Why do we need two languages?

One questions that was raised by the evangelists of object databases, is why do we need two languages – one language for applications programming, and one for data manipulation. Of course, their answer to this question is that we don’t. This is also a trend that we see in object relation mapping approaches – trying to make application developers not having to relate to database languages, first and foremost SQL. Another example is Microsoft’s Linq technologies which tries to bring data manipulation features to their programming languages, C# and VB.

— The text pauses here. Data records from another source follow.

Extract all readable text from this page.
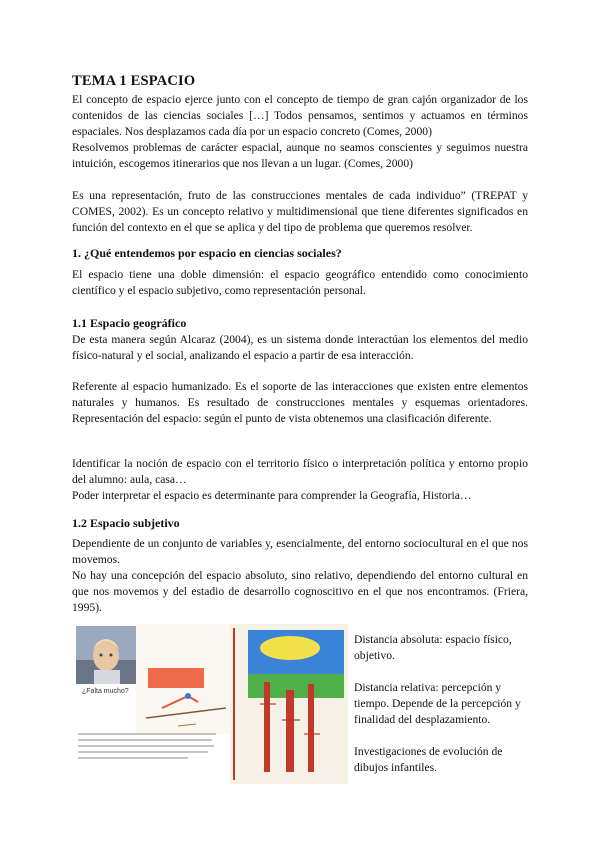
TEMA 1 ESPACIO
El concepto de espacio ejerce junto con el concepto de tiempo de gran cajón organizador de los contenidos de las ciencias sociales […] Todos pensamos, sentimos y actuamos en términos espaciales. Nos desplazamos cada día por un espacio concreto (Comes, 2000)
Resolvemos problemas de carácter espacial, aunque no seamos conscientes y seguimos nuestra intuición, escogemos itinerarios que nos llevan a un lugar. (Comes, 2000)
Es una representación, fruto de las construcciones mentales de cada individuo” (TREPAT y COMES, 2002). Es un concepto relativo y multidimensional que tiene diferentes significados en función del contexto en el que se aplica y del tipo de problema que queremos resolver.
1. ¿Qué entendemos por espacio en ciencias sociales?
El espacio tiene una doble dimensión: el espacio geográfico entendido como conocimiento científico y el espacio subjetivo, como representación personal.
1.1 Espacio geográfico
De esta manera según Alcaraz (2004), es un sistema donde interactúan los elementos del medio físico-natural y el social, analizando el espacio a partir de esa interacción.
Referente al espacio humanizado. Es el soporte de las interacciones que existen entre elementos naturales y humanos. Es resultado de construcciones mentales y esquemas orientadores. Representación del espacio: según el punto de vista obtenemos una clasificación diferente.
Identificar la noción de espacio con el territorio físico o interpretación política y entorno propio del alumno: aula, casa…
Poder interpretar el espacio es determinante para comprender la Geografía, Historia…
1.2 Espacio subjetivo
Dependiente de un conjunto de variables y, esencialmente, del entorno sociocultural en el que nos movemos.
No hay una concepción del espacio absoluto, sino relativo, dependiendo del entorno cultural en que nos movemos y del estadio de desarrollo cognoscitivo en el que nos encontramos. (Friera, 1995).
¿Falta mucho?
Distancia absoluta: espacio físico, objetivo.
Distancia relativa: percepción y tiempo. Depende de la percepción y finalidad del desplazamiento.
Investigaciones de evolución de dibujos infantiles.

Why can’t database be as agile?

A question from the audience was why databases cannot be agile and support refactoring the way programming languages do. Supporters of object databases thought, big surprise, that object databases was a good enabler for being agile. Furthermore, one of the panelists also pointed out that dynamic languages are the best solution for being able to handle change. Smalltalk was given an example that enabled refactoring, together with object databases.

Where are we in 10 years?

The panelists were also challenged to share their thoughts on where databases will be in 10 years. Here are some of the answers:

  • Objects will be available for the application in memory at all times. (Bob Walker)
  • Data will be decentralized across the network (Linskey)
  • One central question is who owns the data (Russell)</li>

Object databases seems like a very interesting concept, and it has been around for 20 years. So, why are they not more widely used? According to one of the panelists, object databases scale very well because they enable dividing and distributing data across different servers. This made me very eager to try out object databases, to get a hands-on feeling about how they work. Furthermore, there is an open source object database out there, db4objects, that seems very interesting.

OOPSLA Workshop

I attended the 4th International Workshop on SOA & Web Services Best Practices workshop at OOPSLA today. The workshop brings together people with theoretical and practical background with the respect to SOA and Web Services.

Services versioning

One of the things that were discussed was the versioning of (web) services, i.e. how to handle web service upgrades and discontinuance. What we found, with good help from Nico Josuttis who attended the workshop, can be summarized into these three points:

  • Each modified service is a new service
  • Each modified data type is a new data type
  • Don’t use service types in your application

Basically, this gives how you should handle creating new versions of a service while providing older versions of the service to “old” client. The thing is that when you create a new version of the service, that’s a new service that gets deployed aside the old service that clients that are aware of the new version can connect to. Old clients can still, at least for a certain period, connect to the old version. The same goes for data types, typically defined using XML Schema Definitions.
I think that versioning is a very important architectural decision that you need to make when you create services in a large organization, or between organizations, where services and clients have different owners, funding, and life-cycles.

Automated robustness testing

One of the interesting papers submitted to the workshop presented an approach for generated robustness tests for web services from the WSDL of the web service. Basically, the approach was that the WSDL was used to generate tests that could be run using a unit testin tool such as JUnit, and using a tool like JCrasher to generate different kinds of inputs to the web service in order to test that the service is able to handle these. I think this is a good idea that has a lot of potential in automatically assessing the robustness of the service.

Selenium with support for cookie-management

I blogged earlier about using Selenium for security testing. One of the shortcomings that I pointed out, was that session handling (i.e. cookie handling) was needed. I went ahead and created extensions for this. As of version 0.8.0, Selenium now supports this out of the box. This means that Selenium now is able to test scenarios such as logging in and logging out from web applications, in additional to other cookie-based functionality. Great!